Should I put together a more comprehensive integration test on this? Counting on this not being an issue and it's just something that I'm missing here 👍

Stack trace

java.lang.UnsupportedOperationException: Unsupported primitive type: INT96
    at com.netflix.iceberg.parquet.ColumnIterator.newIterator(ColumnIterator.java:77)
    at com.netflix.iceberg.parquet.ParquetValueReaders$PrimitiveReader.<init>(ParquetValueReaders.java:114)
    at com.netflix.iceberg.parquet.ParquetValueReaders$UnboxedReader.<init>(ParquetValueReaders.java:136)
    at com.netflix.iceberg.spark.data.SparkParquetReaders$ReadBuilder.primitive(SparkParquetReaders.java:238)
    at com.netflix.iceberg.spark.data.SparkParquetReaders$ReadBuilder.primitive(SparkParquetReaders.java:111)
    at com.netflix.iceberg.parquet.TypeWithSchemaVisitor.visit(TypeWithSchemaVisitor.java:49)
    at com.netflix.iceberg.parquet.TypeWithSchemaVisitor.visitField(TypeWithSchemaVisitor.java:151)
    at com.netflix.iceberg.parquet.TypeWithSchemaVisitor.visitFields(TypeWithSchemaVisitor.java:165)
    at com.netflix.iceberg.parquet.TypeWithSchemaVisitor.visit(TypeWithSchemaVisitor.java:44)
    at com.netflix.iceberg.spark.data.SparkParquetReaders.buildReader(SparkParquetReaders.java:77)
    at com.netflix.iceberg.spark.source.Reader$TaskDataReader.lambda$newParquetIterable$1(Reader.java:449)
    at com.netflix.iceberg.parquet.ParquetReader$ReadConf.<init>(ParquetReader.java:88)
    at com.netflix.iceberg.parquet.ParquetReader.init(ParquetReader.java:171)
    at com.netflix.iceberg.parquet.ParquetReader.iterator(ParquetReader.java:182)
    at com.netflix.iceberg.spark.source.Reader$TaskDataReader.open(Reader.java:429)
    at com.netflix.iceberg.spark.source.Reader$TaskDataReader.open(Reader.java:352)
    at com.netflix.iceberg.spark.source.Reader$TaskDataReader.<init>(Reader.java:288)
    at com.netflix.iceberg.spark.source.Reader$ReadTask.createDataReader(Reader.java:249)
    at org.apache.spark.sql.execution.datasources.v2.DataSourceRDD.compute(DataSourceRDD.scala:42)
    at org.apache.spark.rdd.RDD.computeOrReadCheckpoint(RDD.scala:324)
    at org.apache.spark.rdd.RDD.iterator(RDD.scala:288)
    at org.apache.spark.rdd.MapPartitionsRDD.compute(MapPartitionsRDD.scala:49)
    at org.apache.spark.rdd.RDD.computeOrReadCheckpoint(RDD.scala:324)
    at org.apache.spark.rdd.RDD.iterator(RDD.scala:288)
    at org.apache.spark.rdd.MapPartitionsRDD.compute(MapPartitionsRDD.scala:49)
    at org.apache.spark.rdd.RDD.computeOrReadCheckpoint(RDD.scala:324)
    at org.apache.spark.rdd.RDD.iterator(RDD.scala:288)
    at org.apache.spark.scheduler.ShuffleMapTask.runTask(ShuffleMapTask.scala:96)
    at org.apache.spark.scheduler.ShuffleMapTask.runTask(ShuffleMapTask.scala:53)
    at org.apache.spark.scheduler.Task.run(Task.scala:109)
    at org.apache.spark.executor.Executor$TaskRunner.run(Executor.scala:345)
    at java.util.concurrent.ThreadPoolExecutor.runWorker(ThreadPoolExecutor.java:1149)
    at java.util.concurrent.ThreadPoolExecutor$Worker.run(ThreadPoolExecutor.java:624)
    at java.lang.Thread.run(Thread.java:748)
rdblue commented 5 years ago

@fbocse, INT96 timestamps are not supported in the Iceberg spec.
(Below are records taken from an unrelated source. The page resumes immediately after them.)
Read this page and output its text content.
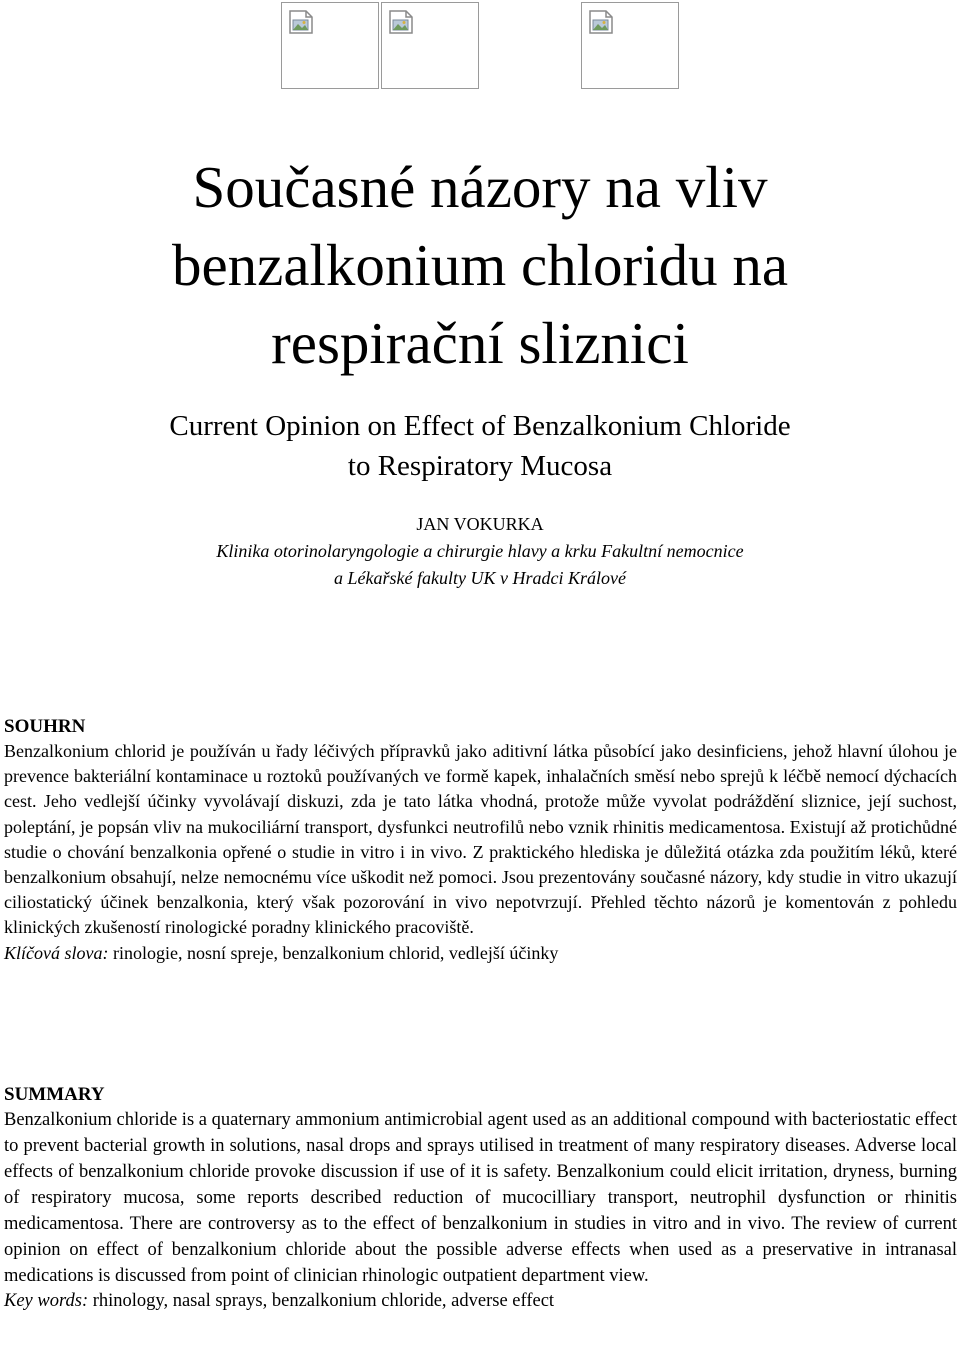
Současné názory na vliv
benzalkonium chloridu na
respirační sliznici
Current Opinion on Effect of Benzalkonium Chloride
to Respiratory Mucosa
JAN VOKURKA
Klinika otorinolaryngologie a chirurgie hlavy a krku Fakultní nemocnice
a Lékařské fakulty UK v Hradci Králové
SOUHRN

Benzalkonium chlorid je používán u řady léčivých přípravků jako aditivní látka působící jako desinficiens, jehož hlavní úlohou je prevence bakteriální kontaminace u roztoků používaných ve formě kapek, inhalačních směsí nebo sprejů k léčbě nemocí dýchacích cest. Jeho vedlejší účinky vyvolávají diskuzi, zda je tato látka vhodná, protože může vyvolat podráždění sliznice, její suchost, poleptání, je popsán vliv na mukociliární transport, dysfunkci neutrofilů nebo vznik rhinitis medicamentosa. Existují až protichůdné studie o chování benzalkonia opřené o studie in vitro i in vivo. Z praktického hlediska je důležitá otázka zda použitím léků, které benzalkonium obsahují, nelze nemocnému více uškodit než pomoci. Jsou prezentovány současné názory, kdy studie in vitro ukazují ciliostatický účinek benzalkonia, který však pozorování in vivo nepotvrzují. Přehled těchto názorů je komentován z pohledu klinických zkušeností rinologické poradny klinického pracoviště.

Klíčová slova: rinologie, nosní spreje, benzalkonium chlorid, vedlejší účinky

SUMMARY

Benzalkonium chloride is a quaternary ammonium antimicrobial agent used as an additional compound with bacteriostatic effect to prevent bacterial growth in solutions, nasal drops and sprays utilised in treatment of many respiratory diseases. Adverse local effects of benzalkonium chloride provoke discussion if use of it is safety. Benzalkonium could elicit irritation, dryness, burning of respiratory mucosa, some reports described reduction of mucocilliary transport, neutrophil dysfunction or rhinitis medicamentosa. There are controversy as to the effect of benzalkonium in studies in vitro and in vivo. The review of current opinion on effect of benzalkonium chloride about the possible adverse effects when used as a preservative in intranasal medications is discussed from point of clinician rhinologic outpatient department view.

Key words: rhinology, nasal sprays, benzalkonium chloride, adverse effect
Iceberg has strict requirements about how types are stored to guarantee interoperability and INT96 timestamps don't meet those standards.

Instead of writing data with that timestamp format, you can use the Spark integration or Iceberg helper methods to produce the data files.

In Spark, you'd do this:

df.write.format("iceberg").save("hdfs://nn/path/to/table")

With helpers, you can create files directly like this:

appender = Parquet.write(out).forTable(table).createWriterFunc(ParquetAvroWriter::buildWriter).build()
appender.add(record)
appender.close()

Here's an example from tests: https://github.com/Netflix/iceberg/blob/master/spark/src/test/java/com/netflix/iceberg/spark/data/TestParquetAvroWriter.java#L80-L85

fbocse commented 5 years ago

@rdblue thank you very much for the detailed explanation. Looking for relevant literature on this aspect on the net I bumped into this old PR https://github.com/apache/parquet-format/pull/49 where your explanations also seemed very insightful. Loved the ending though :)

Long story short: This is a nightmare.